Suppose the government had left BBC governance in its old trust mode as the latest royal charter took effect. Then, in this Brexit-ridden, DUP-dependent time, there would have been any number of veiled threats and feelings of collars. Covert bullying as usual.

But the trust went west with this charter. Ofcom got the whole regulatory job. And lo! here’s media secretary Karen Bradley writing to them direct demanding more quotas, more targets, more diversity than the framework agreement with the BBC the supreme regulator negotiated. Where’s the “new vision” that seeks more distinctiveness and collaboration? she asks, in page after page of “yes, Minister” prose.

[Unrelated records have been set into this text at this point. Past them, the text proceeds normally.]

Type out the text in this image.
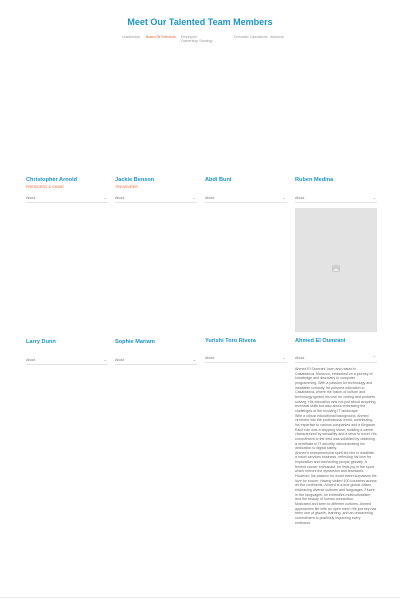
Meet Our Talented Team Members
Leadership Board Of Directors Employee Ownership Strategy
Domestic Operations Advisory
Christopher Arnold
PRESIDENT & CHAIR
About	⌄
Jackie Benson
TREASURER
About	⌄
Abdi Buni
About	⌄
Ruben Medina
About	⌄
Larry Dunn
About	⌄
Sophie Mariam
About	⌄
Yurishi Toro Rivera
About	⌄
Ahmed El Oumrani
About	⌃

Ahmed El Oumrani, born and raised in Casablanca, Morocco, embarked on a journey of knowledge and discovery in computer programming. With a passion for technology and insatiable curiosity, he pursued education in Casablanca, where the fusion of culture and technology ignited his love for coding and problem-solving. His education was not just about acquiring technical skills but also about embracing the challenges of the evolving IT landscape.

With a robust educational background, Ahmed ventured into the professional world, contributing his expertise to various companies and a Kingdom. Each role was a stepping stone, building a career characterized by versatility and a drive to excel. His commitment to the field was solidified by obtaining a certificate in IT security, demonstrating his dedication to digital safety.

Ahmed's entrepreneurial spirit led him to establish a travel services business, reflecting his love for exploration and connecting people globally. A fervent soccer enthusiast, he finds joy in the sport, which mirrors the dynamism and teamwork. However, his passion for world travel surpasses his love for soccer. Having visited 100 countries across all five continents, Ahmed is a true global citizen, embracing diverse cultures and languages. Fluent in five languages, he embodies multiculturalism and the beauty of human connection.

Motivated and keen to different cultures, Ahmed approaches life with an open mind. His journey has been one of growth, learning, and an unwavering commitment to positively impacting every endeavor.
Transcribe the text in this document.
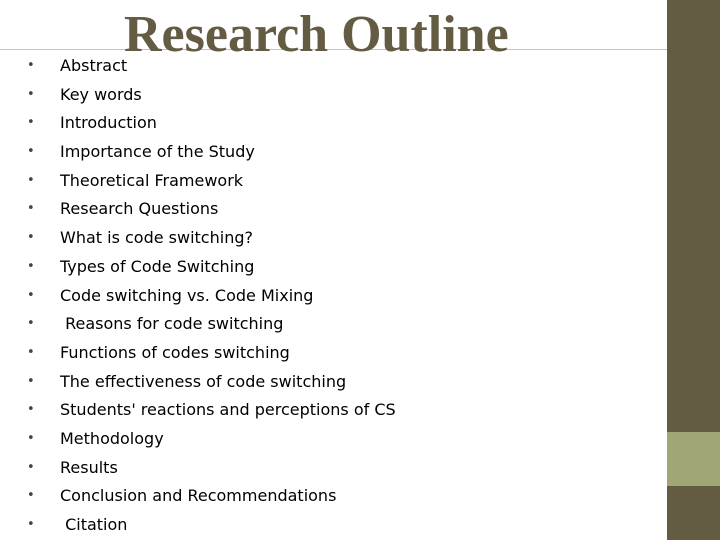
Research Outline
•	Abstract
•	Key words
•	Introduction
•	Importance of the Study
•	Theoretical Framework
•	Research Questions
•	What is code switching?
•	Types of Code Switching
•	Code switching vs. Code Mixing
•	Reasons for code switching
•	Functions of codes switching
•	The effectiveness of code switching
•	Students' reactions and perceptions of CS
•	Methodology
•	Results
•	Conclusion and Recommendations
•	Citation
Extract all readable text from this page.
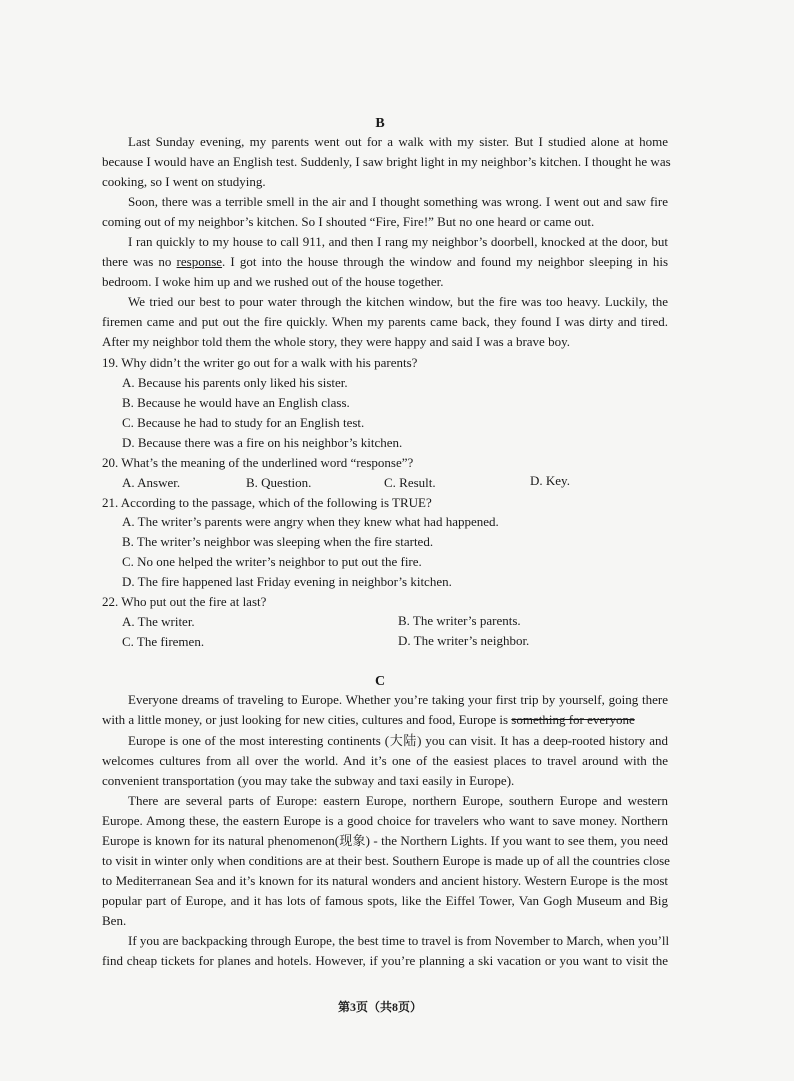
B
Last Sunday evening, my parents went out for a walk with my sister. But I studied alone at home
because I would have an English test. Suddenly, I saw bright light in my neighbor’s kitchen. I thought he was
cooking, so I went on studying.
Soon, there was a terrible smell in the air and I thought something was wrong. I went out and saw fire
coming out of my neighbor’s kitchen. So I shouted “Fire, Fire!” But no one heard or came out.
I ran quickly to my house to call 911, and then I rang my neighbor’s doorbell, knocked at the door, but
there was no response. I got into the house through the window and found my neighbor sleeping in his
bedroom. I woke him up and we rushed out of the house together.
We tried our best to pour water through the kitchen window, but the fire was too heavy. Luckily, the
firemen came and put out the fire quickly. When my parents came back, they found I was dirty and tired.
After my neighbor told them the whole story, they were happy and said I was a brave boy.
19. Why didn’t the writer go out for a walk with his parents?
A. Because his parents only liked his sister.
B. Because he would have an English class.
C. Because he had to study for an English test.
D. Because there was a fire on his neighbor’s kitchen.
20. What’s the meaning of the underlined word “response”?
A. Answer.	B. Question.	C. Result.	D. Key.
21. According to the passage, which of the following is TRUE?
A. The writer’s parents were angry when they knew what had happened.
B. The writer’s neighbor was sleeping when the fire started.
C. No one helped the writer’s neighbor to put out the fire.
D. The fire happened last Friday evening in neighbor’s kitchen.
22. Who put out the fire at last?
A. The writer.	B. The writer’s parents.
C. The firemen.	D. The writer’s neighbor.
C
Everyone dreams of traveling to Europe. Whether you’re taking your first trip by yourself, going there
with a little money, or just looking for new cities, cultures and food, Europe is something for everyone
Europe is one of the most interesting continents (大陆) you can visit. It has a deep-rooted history and
welcomes cultures from all over the world. And it’s one of the easiest places to travel around with the
convenient transportation (you may take the subway and taxi easily in Europe).
There are several parts of Europe: eastern Europe, northern Europe, southern Europe and western
Europe. Among these, the eastern Europe is a good choice for travelers who want to save money. Northern
Europe is known for its natural phenomenon(现象) - the Northern Lights. If you want to see them, you need
to visit in winter only when conditions are at their best. Southern Europe is made up of all the countries close
to Mediterranean Sea and it’s known for its natural wonders and ancient history. Western Europe is the most
popular part of Europe, and it has lots of famous spots, like the Eiffel Tower, Van Gogh Museum and Big
Ben.
If you are backpacking through Europe, the best time to travel is from November to March, when you’ll
find cheap tickets for planes and hotels. However, if you’re planning a ski vacation or you want to visit the
第3页（共8页）
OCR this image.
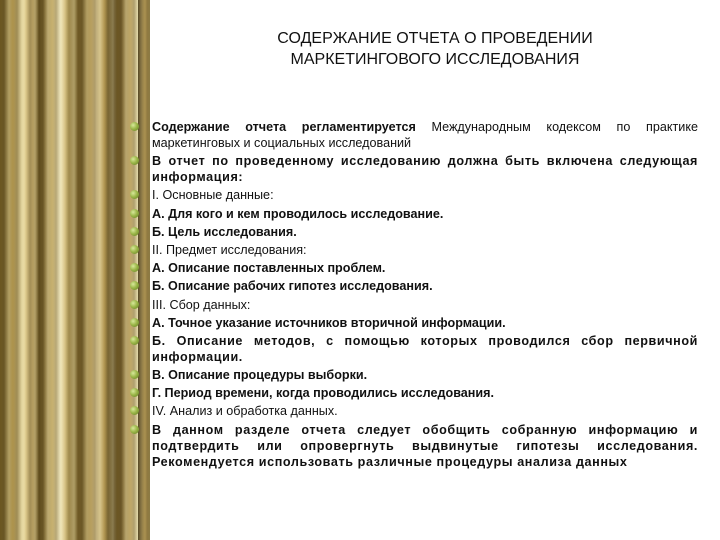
СОДЕРЖАНИЕ ОТЧЕТА О ПРОВЕДЕНИИ
МАРКЕТИНГОВОГО ИССЛЕДОВАНИЯ
Содержание отчета регламентируется Международным кодексом по практике маркетинговых и социальных исследований
В отчет по проведенному исследованию должна быть включена следующая информация:
I. Основные данные:
А. Для кого и кем проводилось исследование.
Б. Цель исследования.
II. Предмет исследования:
А. Описание поставленных проблем.
Б. Описание рабочих гипотез исследования.
III. Сбор данных:
А. Точное указание источников вторичной информации.
Б. Описание методов, с помощью которых проводился сбор первичной информации.
В. Описание процедуры выборки.
Г. Период времени, когда проводились исследования.
IV. Анализ и обработка данных.
В данном разделе отчета следует обобщить собранную информацию и подтвердить или опровергнуть выдвинутые гипотезы исследования. Рекомендуется использовать различные процедуры анализа данных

But brother, there is no new vision. Just the same old Whitehall game of trying to make life miserable in Broadcasting House, now destined for a new playing field.

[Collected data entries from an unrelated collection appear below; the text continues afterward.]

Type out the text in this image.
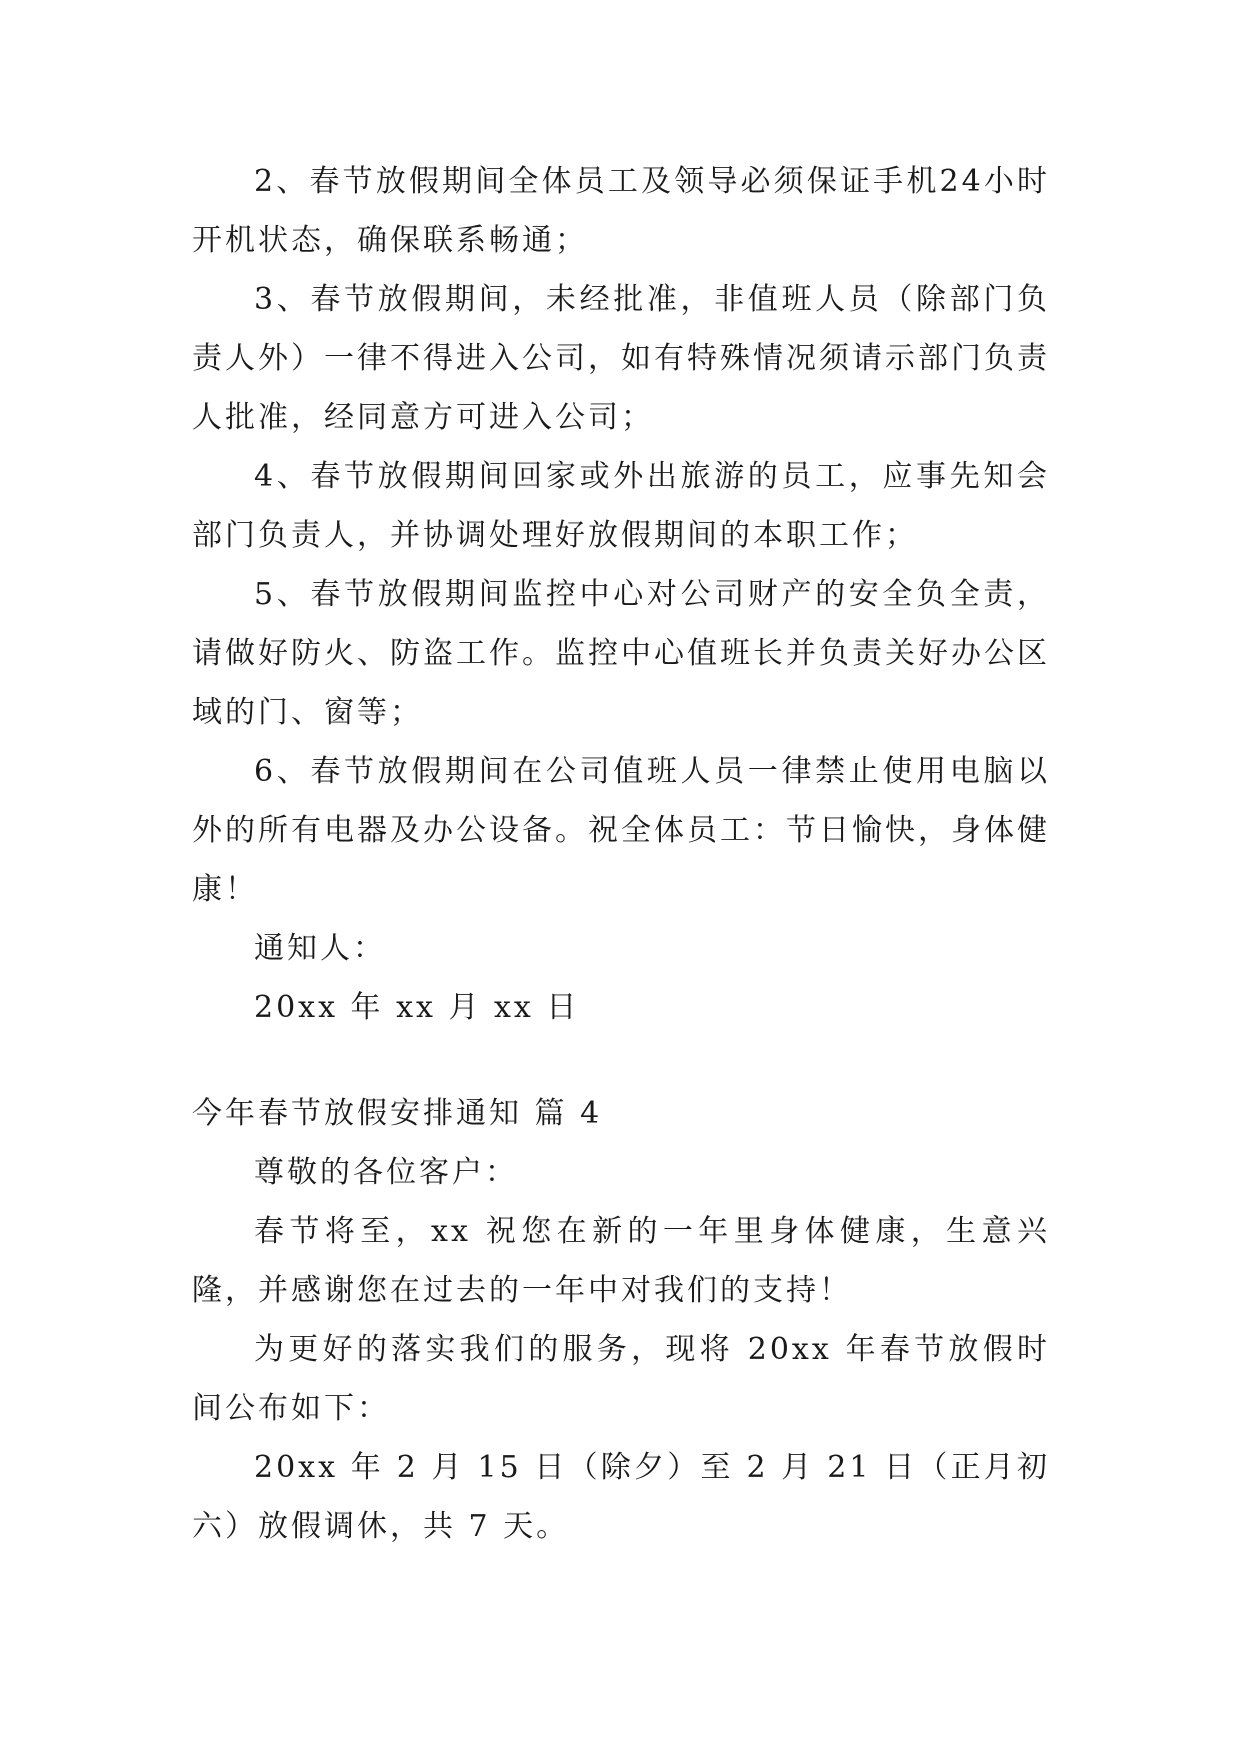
2、春节放假期间全体员工及领导必须保证手机24小时开机状态，确保联系畅通；

3、春节放假期间，未经批准，非值班人员（除部门负责人外）一律不得进入公司，如有特殊情况须请示部门负责人批准，经同意方可进入公司；

4、春节放假期间回家或外出旅游的员工，应事先知会部门负责人，并协调处理好放假期间的本职工作；

5、春节放假期间监控中心对公司财产的安全负全责，请做好防火、防盗工作。监控中心值班长并负责关好办公区域的门、窗等；

6、春节放假期间在公司值班人员一律禁止使用电脑以外的所有电器及办公设备。祝全体员工：节日愉快，身体健康！

通知人：

20xx 年 xx 月 xx 日

今年春节放假安排通知 篇 4

尊敬的各位客户：

春节将至，xx 祝您在新的一年里身体健康，生意兴隆，并感谢您在过去的一年中对我们的支持！

为更好的落实我们的服务，现将 20xx 年春节放假时间公布如下：

20xx 年 2 月 15 日（除夕）至 2 月 21 日（正月初六）放假调休，共 7 天。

Mail TV head to head with Fox?

Daily Mail TV, launching next month, says it has 200 reporters seeking out “the best exclusive stories and videos to share … across the US”. Very ambitious, with Mail Online editor Martin Clarke on video praising his team’s sterling work in securing pictures of Kim Kardashian in a bikini, “lumps”, “bumps” and all. But where does this leave your actual Daily Mail, the stick of rock with Dacre written through it? How about a double whammy: real alt-Mail TV, the lump that bumps Fox News into oblivion?